I have used the both sizes for many years together with akadama and pinebark. This time i'm using it together with spagnum moss.
There are of course better alternatives to pebbles, but they are hard to find in Denmark. If you have better alternatives, please let me know.

Cool, in that case could they be holding too much water, creating an over watering problem?
Too much or too little water is by and large the more common cause of these sort of leave problems. Especially on an Elm, as Elms can deal with wind and sun (unlike Maples).
 
Cool, in that case could they be holding too much water, creating an over watering problem?
Too much or too little water is by and large the more common cause of these sort of leave problems. Especially on an Elm, as Elms can deal with wind and sun (unlike Maples).
As mentioned (see post #3) the roots has been too wet for too long because of too much organic soil in the mix not because of the pebbles, combined with a very wet winter and spring.
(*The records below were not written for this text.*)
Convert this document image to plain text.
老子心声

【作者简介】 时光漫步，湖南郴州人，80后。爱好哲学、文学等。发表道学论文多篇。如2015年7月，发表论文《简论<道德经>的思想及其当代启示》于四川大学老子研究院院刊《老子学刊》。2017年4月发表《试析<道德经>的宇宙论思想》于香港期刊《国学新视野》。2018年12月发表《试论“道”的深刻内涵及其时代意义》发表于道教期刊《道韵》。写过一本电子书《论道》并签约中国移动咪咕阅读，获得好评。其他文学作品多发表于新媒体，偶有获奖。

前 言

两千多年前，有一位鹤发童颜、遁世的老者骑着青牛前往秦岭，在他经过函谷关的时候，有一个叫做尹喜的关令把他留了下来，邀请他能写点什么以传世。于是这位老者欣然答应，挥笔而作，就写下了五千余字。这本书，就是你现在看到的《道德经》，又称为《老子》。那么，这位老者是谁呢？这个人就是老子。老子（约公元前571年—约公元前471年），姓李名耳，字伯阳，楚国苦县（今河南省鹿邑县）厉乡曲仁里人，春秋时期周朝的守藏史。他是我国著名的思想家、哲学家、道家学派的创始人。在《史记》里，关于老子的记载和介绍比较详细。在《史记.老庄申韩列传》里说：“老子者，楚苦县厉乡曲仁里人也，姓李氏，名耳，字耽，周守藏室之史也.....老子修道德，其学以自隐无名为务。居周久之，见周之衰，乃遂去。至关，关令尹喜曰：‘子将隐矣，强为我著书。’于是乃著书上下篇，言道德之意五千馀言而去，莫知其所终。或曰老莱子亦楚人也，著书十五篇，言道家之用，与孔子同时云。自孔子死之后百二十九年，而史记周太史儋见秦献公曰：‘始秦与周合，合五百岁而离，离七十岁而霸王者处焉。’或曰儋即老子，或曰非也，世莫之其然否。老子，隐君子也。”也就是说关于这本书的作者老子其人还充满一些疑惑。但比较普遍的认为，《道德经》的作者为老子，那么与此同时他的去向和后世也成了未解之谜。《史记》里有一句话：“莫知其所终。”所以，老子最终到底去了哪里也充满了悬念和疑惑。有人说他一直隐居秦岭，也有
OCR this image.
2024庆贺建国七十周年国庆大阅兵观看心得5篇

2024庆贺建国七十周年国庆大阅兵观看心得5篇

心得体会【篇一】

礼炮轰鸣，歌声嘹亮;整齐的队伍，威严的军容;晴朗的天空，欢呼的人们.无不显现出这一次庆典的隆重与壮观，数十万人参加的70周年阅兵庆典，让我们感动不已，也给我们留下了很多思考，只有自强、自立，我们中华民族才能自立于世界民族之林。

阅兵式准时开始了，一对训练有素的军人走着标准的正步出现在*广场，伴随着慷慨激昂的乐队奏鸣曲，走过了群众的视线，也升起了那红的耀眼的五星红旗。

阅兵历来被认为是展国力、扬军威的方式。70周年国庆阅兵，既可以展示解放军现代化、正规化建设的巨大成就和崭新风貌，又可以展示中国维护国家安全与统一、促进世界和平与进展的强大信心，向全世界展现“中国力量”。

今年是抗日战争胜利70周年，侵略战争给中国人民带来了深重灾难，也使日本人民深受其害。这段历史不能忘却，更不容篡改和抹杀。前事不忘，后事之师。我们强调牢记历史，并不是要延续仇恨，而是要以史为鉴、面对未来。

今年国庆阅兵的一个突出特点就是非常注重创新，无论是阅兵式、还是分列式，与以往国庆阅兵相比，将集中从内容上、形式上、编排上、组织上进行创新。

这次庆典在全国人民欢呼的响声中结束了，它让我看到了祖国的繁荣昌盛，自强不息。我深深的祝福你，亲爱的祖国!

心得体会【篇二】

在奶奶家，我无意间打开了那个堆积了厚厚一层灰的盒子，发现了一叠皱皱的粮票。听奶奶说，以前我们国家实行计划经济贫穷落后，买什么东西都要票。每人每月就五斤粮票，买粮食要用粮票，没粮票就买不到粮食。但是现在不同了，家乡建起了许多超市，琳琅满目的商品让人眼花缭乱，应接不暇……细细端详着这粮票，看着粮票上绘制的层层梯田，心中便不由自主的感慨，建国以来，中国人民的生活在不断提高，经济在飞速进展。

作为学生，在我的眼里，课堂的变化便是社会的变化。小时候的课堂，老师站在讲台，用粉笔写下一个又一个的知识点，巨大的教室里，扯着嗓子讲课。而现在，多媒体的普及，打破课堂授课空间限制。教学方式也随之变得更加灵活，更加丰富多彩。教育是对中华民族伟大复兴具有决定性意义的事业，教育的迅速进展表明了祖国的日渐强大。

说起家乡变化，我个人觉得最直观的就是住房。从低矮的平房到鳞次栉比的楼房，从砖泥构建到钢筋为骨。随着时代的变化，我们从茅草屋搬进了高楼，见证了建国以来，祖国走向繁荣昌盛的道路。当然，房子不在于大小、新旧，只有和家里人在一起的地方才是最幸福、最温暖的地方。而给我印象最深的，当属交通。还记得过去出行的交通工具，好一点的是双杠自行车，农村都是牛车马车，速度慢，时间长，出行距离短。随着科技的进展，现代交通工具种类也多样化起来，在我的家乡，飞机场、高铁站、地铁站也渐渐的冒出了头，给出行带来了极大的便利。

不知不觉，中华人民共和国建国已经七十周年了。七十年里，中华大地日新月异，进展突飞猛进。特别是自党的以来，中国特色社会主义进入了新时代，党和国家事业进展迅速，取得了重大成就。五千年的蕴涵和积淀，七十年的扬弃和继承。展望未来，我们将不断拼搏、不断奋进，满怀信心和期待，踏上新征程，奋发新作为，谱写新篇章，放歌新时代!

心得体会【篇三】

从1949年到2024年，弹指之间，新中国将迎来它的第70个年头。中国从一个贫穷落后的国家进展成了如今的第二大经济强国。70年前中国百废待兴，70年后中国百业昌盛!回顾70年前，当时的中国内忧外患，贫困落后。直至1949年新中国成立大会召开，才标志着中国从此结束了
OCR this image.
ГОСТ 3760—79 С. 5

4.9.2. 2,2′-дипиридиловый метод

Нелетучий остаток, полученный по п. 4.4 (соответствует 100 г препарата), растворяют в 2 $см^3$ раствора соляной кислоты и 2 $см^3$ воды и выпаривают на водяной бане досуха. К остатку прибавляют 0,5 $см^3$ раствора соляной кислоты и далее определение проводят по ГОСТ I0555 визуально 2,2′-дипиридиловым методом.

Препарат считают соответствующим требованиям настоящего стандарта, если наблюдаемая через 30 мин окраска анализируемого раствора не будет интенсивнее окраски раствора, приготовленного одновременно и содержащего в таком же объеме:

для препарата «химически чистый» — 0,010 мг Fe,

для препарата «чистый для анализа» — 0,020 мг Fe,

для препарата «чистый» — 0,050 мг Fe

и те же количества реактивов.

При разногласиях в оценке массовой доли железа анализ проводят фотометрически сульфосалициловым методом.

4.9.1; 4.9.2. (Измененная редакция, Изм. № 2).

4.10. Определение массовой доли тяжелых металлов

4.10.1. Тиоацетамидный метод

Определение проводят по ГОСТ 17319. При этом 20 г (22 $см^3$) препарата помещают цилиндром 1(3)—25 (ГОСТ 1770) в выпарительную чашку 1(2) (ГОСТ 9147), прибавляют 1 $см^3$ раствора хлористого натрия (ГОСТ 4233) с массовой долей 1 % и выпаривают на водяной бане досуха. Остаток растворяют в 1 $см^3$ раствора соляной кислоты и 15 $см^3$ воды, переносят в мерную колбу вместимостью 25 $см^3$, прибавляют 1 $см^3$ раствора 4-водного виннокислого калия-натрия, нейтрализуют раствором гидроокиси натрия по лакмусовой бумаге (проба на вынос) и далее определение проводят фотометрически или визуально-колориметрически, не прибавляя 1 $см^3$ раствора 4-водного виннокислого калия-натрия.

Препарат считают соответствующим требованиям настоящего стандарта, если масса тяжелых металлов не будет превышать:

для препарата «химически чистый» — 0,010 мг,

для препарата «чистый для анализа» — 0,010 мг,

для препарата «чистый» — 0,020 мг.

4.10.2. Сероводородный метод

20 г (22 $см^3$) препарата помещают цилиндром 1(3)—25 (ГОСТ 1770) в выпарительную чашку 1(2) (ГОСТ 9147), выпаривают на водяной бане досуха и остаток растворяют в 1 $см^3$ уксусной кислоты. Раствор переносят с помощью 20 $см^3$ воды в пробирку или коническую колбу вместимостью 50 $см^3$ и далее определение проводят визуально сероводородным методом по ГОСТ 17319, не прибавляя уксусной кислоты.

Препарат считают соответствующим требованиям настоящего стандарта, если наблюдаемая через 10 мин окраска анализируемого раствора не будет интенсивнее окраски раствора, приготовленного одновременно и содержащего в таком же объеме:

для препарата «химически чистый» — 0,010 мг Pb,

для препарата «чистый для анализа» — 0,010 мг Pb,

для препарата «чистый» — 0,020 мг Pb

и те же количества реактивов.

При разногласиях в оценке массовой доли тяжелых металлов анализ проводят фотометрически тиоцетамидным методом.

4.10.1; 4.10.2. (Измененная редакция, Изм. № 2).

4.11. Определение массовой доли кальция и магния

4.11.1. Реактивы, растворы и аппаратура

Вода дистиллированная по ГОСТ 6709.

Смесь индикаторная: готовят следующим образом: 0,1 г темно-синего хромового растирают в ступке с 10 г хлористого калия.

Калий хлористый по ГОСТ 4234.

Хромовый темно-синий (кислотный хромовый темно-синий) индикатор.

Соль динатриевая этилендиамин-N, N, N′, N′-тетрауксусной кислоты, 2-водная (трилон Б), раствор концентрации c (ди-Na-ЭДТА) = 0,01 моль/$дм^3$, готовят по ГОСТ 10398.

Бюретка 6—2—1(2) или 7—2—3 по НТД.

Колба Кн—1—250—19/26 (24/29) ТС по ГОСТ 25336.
The roots hasn't been growing and because of that the roots can't support the leaves.
I know what the problem is, but I don't what to do.
 
Im afraid that does not explain it.
Being in too organic and having a lot of rain, means nothing. Trees planted in the ground are in all organic and it rains when it rains, that's not up for debate.. Mother nature does it best.

If you are confident in your substrate and watering habits now, then that's it, you are perfect, there's nothing more to do now, except allow time to get the tree healthy.
 
Im afraid that does not explain it.
Being in too organic and having a lot of rain, means nothing. Trees planted in the ground are in all organic and it rains when it rains, that's not up for debate.. Mother nature does it best.

If you are confident in your substrate and watering habits now, then that's it, you are perfect, there's nothing more to do now, except allow time to get the tree healthy.
Sorry but you can't compare trees in nature with trees in pots when it comes to soilmixes. Why do you think people use bonsaisoil instead of pure organic soil like in the nature?
If I used pure organic soil in my pots then the roots would rot in a couple of months I guarantee you that, that's what happened with my Elms. So please don't compare mother nature with having trees in pots wich has nothing to do with mother nature.
Ciao.
 
Sorry but you can't compare trees in nature with trees in pots when it comes to soilmixes. Why do you think people use bonsaisoil instead of pure organic soil like in the nature?
If I used pure organic soil in my pots then the roots would rot in a couple of months I guarantee you that, that's what happened with my Elms. So please don't compare mother nature with having trees in pots wich has nothing to do with mother nature.
Ciao.

Sure, ok dokie no worries.

You seem to have a confident handle on what’s right and wrong and what to do so I will leave you to it. Good luck, I hope the tree recovers from whatever issue it may have, speedily.
 
For roots to wet, for to long, put tree in oven at 450 for 2 hours per inch. No more problem!